What is a Human Being?


Recently I discovered Acropolis, a non-profit organization which was founded in 1957. It has centers in 45 countries around the world. Acropolis presents an updated version of traditional knowledge, a holistic form of education which, like classical humanism, links Sciences, Arts, Religions and Philosophies in a comparative way and tries to discover, through research, the laws governing Nature and the Human Being.

Acropolis Boston, a local branch, promotes the rediscovery of the most useful aspects of all cultures and civilizations. Acropolis Boston is a modern day School of Philosophy inspired by the great classical philosophical traditions of the East and West. Their goal is to help individuals realize their potential, better themselves and the world around them. Individuals will be able to:

Explore classical wisdom that is applicable in the modern world.

Awaken their inner sense of adventure.

Develop a deeper understanding of themselves, others and the universe.

The first course in the program of studies is Applied Wisdom of the East and West, a 8-week adventure through Ancient Egypt, Plato, reincarnation, karma, Socrates, Buddha, Marcus Aurelius, and other topics.

Last week I attended the first class in this course:

Timeless and Universal Philosophy
Philosophy: Love of wisdom. The value of philosophy for science, politics, religion and art. What is the nature of human being? The seven principles in nature and man. The inner Nature of the Soul.

Here are my notes:

“What am I?” is more important than “Who am I”?

In the West, the nature of human was describe as trinity of Body, Mind/Soul and Spirit. It later was revised as duality of material and spiritual, mortal and immortal or constant struggle between bad and good. That separation happened due to Aristotle.

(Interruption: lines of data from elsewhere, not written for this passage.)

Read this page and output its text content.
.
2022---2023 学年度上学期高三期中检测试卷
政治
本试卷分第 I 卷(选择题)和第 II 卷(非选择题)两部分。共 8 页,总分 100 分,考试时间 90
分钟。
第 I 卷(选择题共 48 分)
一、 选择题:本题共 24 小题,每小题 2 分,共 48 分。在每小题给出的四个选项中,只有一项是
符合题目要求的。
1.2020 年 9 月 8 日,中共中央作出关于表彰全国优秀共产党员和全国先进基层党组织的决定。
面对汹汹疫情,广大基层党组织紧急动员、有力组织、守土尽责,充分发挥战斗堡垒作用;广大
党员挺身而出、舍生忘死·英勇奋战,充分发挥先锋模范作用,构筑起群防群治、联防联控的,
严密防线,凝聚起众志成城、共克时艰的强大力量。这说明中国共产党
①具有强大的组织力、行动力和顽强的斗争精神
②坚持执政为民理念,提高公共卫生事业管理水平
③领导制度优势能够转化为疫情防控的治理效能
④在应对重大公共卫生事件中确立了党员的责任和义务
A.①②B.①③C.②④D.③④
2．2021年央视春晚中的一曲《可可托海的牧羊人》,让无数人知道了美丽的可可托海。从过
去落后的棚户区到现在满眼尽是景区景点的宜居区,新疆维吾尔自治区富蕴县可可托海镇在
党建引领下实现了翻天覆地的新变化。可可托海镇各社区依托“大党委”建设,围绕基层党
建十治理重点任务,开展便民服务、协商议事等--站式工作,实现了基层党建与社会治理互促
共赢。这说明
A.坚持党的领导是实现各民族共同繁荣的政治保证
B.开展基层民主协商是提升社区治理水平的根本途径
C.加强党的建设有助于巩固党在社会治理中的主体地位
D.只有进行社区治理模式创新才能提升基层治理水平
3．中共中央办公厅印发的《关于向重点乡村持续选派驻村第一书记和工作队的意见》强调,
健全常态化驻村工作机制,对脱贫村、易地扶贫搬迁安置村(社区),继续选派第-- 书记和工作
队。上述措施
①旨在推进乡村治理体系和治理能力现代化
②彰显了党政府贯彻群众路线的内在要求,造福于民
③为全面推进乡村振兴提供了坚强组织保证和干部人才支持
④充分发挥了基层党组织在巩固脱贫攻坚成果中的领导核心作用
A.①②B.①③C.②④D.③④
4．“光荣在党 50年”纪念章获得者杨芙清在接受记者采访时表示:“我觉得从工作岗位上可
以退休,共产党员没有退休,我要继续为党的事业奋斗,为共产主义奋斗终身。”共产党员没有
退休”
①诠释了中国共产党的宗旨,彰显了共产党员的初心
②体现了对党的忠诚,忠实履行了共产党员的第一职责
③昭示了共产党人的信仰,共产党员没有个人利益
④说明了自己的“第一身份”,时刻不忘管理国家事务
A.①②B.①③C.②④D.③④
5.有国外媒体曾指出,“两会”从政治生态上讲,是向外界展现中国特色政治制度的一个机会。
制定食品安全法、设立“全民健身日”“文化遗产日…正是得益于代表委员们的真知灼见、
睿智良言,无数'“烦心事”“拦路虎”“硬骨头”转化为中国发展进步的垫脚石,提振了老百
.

In the East, The seven –fold constitution of the Human being was constructed:

Material – Physical(food, sleep, reproduce), Energy(activity), Emotions and Intellect.

Spiritual – Intelligence, Intuition and Will.

We can hear all seven voices when we meditate. Consciousness operates on all levels, but more dense on lower levels and subtle on higher levels, so that it becomes subconscious on higher levels.

Soul is the upper five levels. Free will is the ability to make choices free from certain kinds of constraints, even if our choices contradict other levels of our nature/needs.

The most important thing mentioned was that we identify as our weakest link. For example, “I’m hungry”, so I would identify as my physical nature, or “I’m not learning anything new at my work” would be identifying as my intellectual nature. So we get stuck in the buckets of needs if we don’t have balance. And if our needs don’t get satisfied long-term, we identify ourselves as those needs, example, “I’m a malnourished person” or “I’m stupid”.

Interesting quotes from the class: Saying is “to die in vain”, but more important question is “do we live in vain”?

To air is human. To forgive is divine and to repeat is diabolic (not to learn from your mistakes).

We come from somewhere and are going somewhere. Main premise of all religions and philosophies is that our natural state is being happy, enthusiastic (with Gods), and to be alive and create a better world.

Future classes will cover: Ethics – harmony with ourselves, Sociopolitics – harmony with others, Philosophy of history – harmony within time and space.